FULLY BOOKED On the media: what does the future hold for Arab state media?

Talk April 13, 2011 7:00 PM

Videos that were circulated after the fall of President Hosni Mubarak showing state TV bosses being chased out of their offices and journalist strikes appeared to herald a new era in Egypt.

In Libya, hackers have attacked the state broacaster’s website and scenes of people throwing their shoes at the screen in a mark of disrespect are reported to have taken place in Libya as they did in Egypt and other countries where the media is regarded as an instrument of government.

The state-controlled TV channels, radio, newspapers and magazines were re-casting themselves as champions of radical change, while just days before the protestors in Tahrir Square had been ignored or denounced.

But can a leopard change its spots? Already there has been criticism of Egyptian broadcasters and newspapers for stirring up xenophobia and for remaining hostile to the pro-democracy movements.

What is required in order that a genuine revolution takes place in the media – not only in Egypt but in other countries where autocrats have used it to bolster their power? What happens in countries such as Iran where control of the media remains absolute?

Join us at the Frontline Club when we will be discussing what the future holds for state media, the impact of channels such as Al Jazeera and BBC Arabic, and the ways that people are using the internet and other social media to circumvent that power.

The discussion will be chaired by author and broadcaster Tom Fenton.

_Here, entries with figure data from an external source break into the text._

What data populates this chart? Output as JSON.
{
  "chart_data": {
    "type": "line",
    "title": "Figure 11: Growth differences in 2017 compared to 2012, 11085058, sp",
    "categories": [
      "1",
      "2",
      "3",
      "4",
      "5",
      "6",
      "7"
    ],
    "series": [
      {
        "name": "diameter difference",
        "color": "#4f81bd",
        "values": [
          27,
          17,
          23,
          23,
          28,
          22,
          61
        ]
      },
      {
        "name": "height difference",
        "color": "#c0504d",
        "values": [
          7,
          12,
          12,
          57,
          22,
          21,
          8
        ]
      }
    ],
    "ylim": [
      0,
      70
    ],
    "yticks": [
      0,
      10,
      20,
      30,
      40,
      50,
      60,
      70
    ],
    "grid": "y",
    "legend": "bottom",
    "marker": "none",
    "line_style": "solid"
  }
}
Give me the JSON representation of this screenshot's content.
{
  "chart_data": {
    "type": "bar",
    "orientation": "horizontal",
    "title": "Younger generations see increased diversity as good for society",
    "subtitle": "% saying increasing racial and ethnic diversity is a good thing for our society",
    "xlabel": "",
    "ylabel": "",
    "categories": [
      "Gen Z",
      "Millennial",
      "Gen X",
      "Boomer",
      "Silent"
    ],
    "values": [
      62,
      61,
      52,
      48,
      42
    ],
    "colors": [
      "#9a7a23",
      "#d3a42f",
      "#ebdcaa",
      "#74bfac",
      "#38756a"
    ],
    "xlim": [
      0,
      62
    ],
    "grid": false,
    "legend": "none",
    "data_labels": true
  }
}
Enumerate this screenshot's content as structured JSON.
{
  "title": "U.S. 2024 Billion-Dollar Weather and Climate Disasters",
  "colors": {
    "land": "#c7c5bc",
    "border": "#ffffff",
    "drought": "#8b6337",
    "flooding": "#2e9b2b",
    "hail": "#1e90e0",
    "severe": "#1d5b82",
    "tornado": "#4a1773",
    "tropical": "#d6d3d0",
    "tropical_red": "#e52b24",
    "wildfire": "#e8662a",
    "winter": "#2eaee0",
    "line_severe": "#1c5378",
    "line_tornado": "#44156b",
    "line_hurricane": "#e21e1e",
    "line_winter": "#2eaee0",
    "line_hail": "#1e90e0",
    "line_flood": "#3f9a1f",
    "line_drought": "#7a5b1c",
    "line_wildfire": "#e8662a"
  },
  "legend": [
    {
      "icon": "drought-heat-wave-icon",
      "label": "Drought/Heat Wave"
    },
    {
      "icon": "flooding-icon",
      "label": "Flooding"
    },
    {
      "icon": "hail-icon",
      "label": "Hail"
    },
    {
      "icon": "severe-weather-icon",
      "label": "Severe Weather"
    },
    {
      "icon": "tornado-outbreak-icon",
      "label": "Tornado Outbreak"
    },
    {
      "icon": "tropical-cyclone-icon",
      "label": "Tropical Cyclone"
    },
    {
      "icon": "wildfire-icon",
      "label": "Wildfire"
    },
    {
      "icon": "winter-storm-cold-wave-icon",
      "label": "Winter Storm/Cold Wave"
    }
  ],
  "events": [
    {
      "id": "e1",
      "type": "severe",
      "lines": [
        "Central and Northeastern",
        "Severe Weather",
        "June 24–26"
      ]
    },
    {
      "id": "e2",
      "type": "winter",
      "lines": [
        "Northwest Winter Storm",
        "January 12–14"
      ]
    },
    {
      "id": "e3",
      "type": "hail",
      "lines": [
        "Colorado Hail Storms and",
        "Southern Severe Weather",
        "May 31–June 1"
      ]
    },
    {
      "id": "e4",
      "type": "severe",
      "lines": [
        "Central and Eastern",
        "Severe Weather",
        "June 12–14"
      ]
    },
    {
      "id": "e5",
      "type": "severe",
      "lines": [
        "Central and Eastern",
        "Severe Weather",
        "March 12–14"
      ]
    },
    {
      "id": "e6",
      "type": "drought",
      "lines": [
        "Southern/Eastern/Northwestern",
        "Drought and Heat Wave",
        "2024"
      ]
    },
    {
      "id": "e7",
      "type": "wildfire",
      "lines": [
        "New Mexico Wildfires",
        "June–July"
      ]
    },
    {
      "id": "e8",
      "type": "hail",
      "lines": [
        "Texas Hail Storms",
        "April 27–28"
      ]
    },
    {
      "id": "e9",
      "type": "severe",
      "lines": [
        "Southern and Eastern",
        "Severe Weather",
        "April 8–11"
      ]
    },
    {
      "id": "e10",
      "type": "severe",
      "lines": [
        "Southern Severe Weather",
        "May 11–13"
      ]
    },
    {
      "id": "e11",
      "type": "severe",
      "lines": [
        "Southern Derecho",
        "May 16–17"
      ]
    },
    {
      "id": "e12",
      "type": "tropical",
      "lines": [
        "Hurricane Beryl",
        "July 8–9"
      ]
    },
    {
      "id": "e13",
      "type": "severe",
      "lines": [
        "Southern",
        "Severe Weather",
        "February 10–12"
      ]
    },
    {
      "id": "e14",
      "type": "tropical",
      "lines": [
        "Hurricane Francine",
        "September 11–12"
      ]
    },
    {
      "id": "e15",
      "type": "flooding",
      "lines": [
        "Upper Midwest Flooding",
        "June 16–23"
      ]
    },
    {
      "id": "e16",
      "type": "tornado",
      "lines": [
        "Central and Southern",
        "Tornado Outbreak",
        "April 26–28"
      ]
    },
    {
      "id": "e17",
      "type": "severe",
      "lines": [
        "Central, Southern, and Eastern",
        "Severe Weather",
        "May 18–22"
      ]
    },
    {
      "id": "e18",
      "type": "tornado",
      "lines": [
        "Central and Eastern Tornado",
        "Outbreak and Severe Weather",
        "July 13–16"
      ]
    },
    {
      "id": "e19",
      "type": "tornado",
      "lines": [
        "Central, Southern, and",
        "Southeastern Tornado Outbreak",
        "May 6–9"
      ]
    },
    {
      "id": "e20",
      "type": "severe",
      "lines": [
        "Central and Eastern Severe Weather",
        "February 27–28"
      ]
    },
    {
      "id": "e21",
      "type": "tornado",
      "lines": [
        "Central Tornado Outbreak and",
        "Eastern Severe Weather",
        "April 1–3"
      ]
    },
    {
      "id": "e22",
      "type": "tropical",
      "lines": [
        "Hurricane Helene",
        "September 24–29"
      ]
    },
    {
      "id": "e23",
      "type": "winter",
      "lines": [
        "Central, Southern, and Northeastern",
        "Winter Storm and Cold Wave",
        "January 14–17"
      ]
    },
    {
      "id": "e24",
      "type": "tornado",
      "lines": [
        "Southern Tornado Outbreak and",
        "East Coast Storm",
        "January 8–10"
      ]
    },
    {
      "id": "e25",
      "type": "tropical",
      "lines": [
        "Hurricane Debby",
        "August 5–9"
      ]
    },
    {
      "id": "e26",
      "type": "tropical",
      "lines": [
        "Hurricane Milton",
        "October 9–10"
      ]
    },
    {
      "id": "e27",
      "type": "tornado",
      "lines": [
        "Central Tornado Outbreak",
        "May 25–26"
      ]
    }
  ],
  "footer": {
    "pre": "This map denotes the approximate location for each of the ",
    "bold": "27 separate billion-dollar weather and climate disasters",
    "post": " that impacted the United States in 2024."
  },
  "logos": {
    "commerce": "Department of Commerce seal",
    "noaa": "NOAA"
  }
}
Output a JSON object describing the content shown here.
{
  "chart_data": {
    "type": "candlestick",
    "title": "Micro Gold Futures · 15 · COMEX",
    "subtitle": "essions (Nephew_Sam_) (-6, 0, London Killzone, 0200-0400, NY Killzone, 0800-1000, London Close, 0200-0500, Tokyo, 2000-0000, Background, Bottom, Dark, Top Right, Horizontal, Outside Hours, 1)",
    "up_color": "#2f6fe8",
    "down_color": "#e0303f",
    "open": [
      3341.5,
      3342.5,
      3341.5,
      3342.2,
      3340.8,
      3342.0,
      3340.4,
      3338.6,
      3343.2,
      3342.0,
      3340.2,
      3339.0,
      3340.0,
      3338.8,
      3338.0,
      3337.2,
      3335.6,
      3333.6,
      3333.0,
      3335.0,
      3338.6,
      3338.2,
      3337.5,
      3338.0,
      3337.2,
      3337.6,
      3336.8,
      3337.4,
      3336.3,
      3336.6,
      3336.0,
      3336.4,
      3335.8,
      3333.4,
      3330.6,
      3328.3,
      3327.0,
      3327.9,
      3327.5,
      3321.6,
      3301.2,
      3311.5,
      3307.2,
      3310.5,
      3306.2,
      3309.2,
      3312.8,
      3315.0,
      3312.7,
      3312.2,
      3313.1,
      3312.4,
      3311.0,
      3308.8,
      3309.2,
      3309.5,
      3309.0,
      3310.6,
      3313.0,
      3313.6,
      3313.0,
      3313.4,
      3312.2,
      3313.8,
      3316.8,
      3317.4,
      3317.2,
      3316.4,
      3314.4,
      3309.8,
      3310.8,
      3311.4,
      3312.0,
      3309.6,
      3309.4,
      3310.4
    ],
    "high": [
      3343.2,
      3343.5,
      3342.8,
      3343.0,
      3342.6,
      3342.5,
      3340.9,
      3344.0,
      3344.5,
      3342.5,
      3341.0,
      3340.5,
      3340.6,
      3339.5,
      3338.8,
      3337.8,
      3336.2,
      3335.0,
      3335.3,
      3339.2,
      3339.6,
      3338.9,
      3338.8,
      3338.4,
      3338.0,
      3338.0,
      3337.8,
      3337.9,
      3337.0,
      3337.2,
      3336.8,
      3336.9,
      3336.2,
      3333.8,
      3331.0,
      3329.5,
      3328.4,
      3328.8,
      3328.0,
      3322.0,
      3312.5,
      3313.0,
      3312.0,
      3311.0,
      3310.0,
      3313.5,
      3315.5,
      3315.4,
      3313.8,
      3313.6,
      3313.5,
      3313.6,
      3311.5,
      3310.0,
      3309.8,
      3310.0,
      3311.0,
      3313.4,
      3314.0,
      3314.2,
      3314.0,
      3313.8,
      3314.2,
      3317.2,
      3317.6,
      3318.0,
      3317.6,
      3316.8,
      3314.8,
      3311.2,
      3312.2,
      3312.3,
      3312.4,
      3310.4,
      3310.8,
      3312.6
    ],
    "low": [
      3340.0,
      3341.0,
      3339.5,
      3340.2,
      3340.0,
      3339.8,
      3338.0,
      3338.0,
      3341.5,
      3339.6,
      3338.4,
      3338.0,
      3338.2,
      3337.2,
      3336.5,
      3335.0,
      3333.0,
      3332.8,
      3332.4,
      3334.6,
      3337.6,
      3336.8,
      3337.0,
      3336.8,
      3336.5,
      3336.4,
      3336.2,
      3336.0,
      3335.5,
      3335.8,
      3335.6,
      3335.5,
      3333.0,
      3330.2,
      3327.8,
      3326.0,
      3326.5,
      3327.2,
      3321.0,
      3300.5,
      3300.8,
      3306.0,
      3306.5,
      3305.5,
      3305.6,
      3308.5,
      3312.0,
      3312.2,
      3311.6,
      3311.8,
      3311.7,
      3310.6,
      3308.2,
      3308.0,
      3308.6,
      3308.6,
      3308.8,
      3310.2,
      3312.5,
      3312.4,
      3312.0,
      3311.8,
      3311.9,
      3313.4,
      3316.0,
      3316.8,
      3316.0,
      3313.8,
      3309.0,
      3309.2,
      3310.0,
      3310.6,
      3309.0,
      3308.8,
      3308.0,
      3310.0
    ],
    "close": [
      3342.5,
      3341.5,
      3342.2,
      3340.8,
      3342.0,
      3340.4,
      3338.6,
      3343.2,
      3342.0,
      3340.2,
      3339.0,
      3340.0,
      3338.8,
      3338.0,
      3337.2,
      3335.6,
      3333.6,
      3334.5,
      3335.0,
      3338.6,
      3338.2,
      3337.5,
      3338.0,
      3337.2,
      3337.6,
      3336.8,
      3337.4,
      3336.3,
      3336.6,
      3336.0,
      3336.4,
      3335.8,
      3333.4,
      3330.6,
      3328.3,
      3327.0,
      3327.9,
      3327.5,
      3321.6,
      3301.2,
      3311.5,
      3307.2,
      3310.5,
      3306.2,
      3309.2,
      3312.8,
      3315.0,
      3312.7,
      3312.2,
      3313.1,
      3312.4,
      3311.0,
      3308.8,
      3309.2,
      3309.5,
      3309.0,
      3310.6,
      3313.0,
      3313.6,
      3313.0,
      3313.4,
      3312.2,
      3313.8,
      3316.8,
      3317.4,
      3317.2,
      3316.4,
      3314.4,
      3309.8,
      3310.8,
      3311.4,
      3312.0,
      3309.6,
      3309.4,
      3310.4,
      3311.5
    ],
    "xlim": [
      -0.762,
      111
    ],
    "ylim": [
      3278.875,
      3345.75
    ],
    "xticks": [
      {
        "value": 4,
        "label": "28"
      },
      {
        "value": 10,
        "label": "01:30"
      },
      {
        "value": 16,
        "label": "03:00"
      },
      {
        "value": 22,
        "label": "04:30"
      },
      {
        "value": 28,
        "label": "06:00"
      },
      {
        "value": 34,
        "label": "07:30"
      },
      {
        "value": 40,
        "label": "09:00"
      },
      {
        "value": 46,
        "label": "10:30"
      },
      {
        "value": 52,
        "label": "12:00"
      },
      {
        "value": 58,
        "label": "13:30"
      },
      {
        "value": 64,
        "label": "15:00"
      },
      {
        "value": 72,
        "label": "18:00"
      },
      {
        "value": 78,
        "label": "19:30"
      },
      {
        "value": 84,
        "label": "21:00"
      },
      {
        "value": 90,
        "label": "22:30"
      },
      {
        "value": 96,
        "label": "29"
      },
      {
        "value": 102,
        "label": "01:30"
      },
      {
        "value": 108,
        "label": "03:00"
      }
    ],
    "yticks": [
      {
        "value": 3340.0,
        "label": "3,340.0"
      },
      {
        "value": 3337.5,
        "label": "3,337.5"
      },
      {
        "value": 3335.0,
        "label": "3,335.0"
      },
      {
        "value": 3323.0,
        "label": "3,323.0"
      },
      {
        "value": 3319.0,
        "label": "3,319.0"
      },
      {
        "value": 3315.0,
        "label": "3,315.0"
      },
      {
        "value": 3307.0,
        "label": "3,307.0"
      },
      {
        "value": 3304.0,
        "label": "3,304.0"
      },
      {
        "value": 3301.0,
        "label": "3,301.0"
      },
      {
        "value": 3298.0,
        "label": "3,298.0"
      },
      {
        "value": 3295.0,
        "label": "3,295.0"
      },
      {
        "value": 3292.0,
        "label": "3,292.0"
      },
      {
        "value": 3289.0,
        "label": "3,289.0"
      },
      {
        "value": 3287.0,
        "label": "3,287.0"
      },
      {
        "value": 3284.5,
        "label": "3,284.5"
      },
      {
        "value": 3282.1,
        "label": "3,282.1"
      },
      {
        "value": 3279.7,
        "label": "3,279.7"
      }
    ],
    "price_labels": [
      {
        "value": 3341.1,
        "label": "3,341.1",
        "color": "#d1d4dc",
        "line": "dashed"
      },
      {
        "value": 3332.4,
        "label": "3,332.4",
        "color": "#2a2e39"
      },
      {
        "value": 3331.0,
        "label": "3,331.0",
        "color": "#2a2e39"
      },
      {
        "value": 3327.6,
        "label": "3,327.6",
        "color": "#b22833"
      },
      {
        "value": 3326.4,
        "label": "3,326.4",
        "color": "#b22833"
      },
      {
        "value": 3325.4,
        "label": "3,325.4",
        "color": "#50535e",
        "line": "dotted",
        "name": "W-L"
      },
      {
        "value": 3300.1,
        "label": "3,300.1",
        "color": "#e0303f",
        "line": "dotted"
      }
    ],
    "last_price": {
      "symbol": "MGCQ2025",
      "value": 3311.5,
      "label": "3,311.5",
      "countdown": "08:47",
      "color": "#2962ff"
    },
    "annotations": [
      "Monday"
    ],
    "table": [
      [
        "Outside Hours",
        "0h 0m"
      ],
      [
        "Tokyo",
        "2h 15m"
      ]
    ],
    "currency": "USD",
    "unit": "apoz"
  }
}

Faisal J. Abbas, London-based journalist, blogger and social commentator. He writes regularly for Huffington Post on Middle Eastern affairs and has worked with several leading Arab media outlets such as Asharq Al Awsat, where he established and edited the paper’s weekly ‘Media Supplement’, Al Hayat and Future Television of Lebanon;

Dina Matar, senior lecturer in Arab Media and Political Communication at SOAS;

Hugh Miles, award-winning investigative journalist specialising in the Middle East and North Africa, author of Al Jazeera: How Arab TV News Challenged the World and Playing Cards in Cairo and contributing editor of the American University in Cairo’s Centre for Television Journalism media journal;

Ayman Mohyeldin, Middle East-based correspondent for Al Jazeera English.